O que os gregos não tinham pensado – e o que não entrou na escolástica, nem no pensamento científico derivado da escolástica – é que existe outro caminho de conhecimento. Há um conhecimento não analítico, não conceitual, não lógico, que não se presta a teorias: é o conhecimento da vida. Também este é tão antigo quanto a humanidade. Todos os seres humanos conhecem a vida porque vivem. Têm conhecimento direto, imediato, não transmissível porque ninguém conhece outra vida, conhece a sua – e as outras somente por meio de analogias. Este conhecimento não foi valorizado. Não chegou ao status de “filosofia”, e, por conseguinte, não chegou a ser “teologia”, à medida que se deu o nome de teologia ao discurso que usa a filosofia.

O conhecimento da vida é sintético porque a vida não é divisível, é um ato inseparável. Por isso não se demonstra a vida.
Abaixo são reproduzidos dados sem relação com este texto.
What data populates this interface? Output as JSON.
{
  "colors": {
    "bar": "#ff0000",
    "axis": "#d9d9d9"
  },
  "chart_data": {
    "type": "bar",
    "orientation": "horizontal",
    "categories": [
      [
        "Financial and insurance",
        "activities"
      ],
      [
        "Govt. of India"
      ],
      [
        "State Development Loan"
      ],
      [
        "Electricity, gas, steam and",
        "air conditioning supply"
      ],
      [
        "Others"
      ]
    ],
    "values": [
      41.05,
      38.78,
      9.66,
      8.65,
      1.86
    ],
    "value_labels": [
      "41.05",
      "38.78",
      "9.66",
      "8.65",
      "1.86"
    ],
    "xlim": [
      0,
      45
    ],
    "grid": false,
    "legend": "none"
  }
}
Nem se demonstra a liberdade. Conhece-se tanto a vida quanto a liberdade porque se vive.

O conhecimento da vida expressa-se por meio de metáforas, parábolas, contos, mitos. Procede de modo narrativo. Não serviria para conseguir os efeitos que se busca pelo conhecimento científico. Porém, para viver bem, muito pouco se consegue pelo caminho analítico. Somente o conhecimento da vida tem utilidade.

Por isso as elucubrações dos cientistas sobre Deus podem ser interessante, mas contribuem muito pouco para conhecer a Deus – o Deus cristão, o Deus de Israel e da Bíblia. E todos os discursos metafísicos ou científicos contribuem pouco, antes desviam a atenção do que é realmente relevante. O discurso da Bíblia pertence à linha de pensamente vital, sintético, e por isso o seu discurso é narrativo. Não diz o que Deus é, mas narra o que Deus faz. Por sinal, a língua hebraica ignora o verbo “ser”. Não havia necessidade de dizer o que uma realidade era. Bastava dizer o que fazia ou o que acontecia com ela.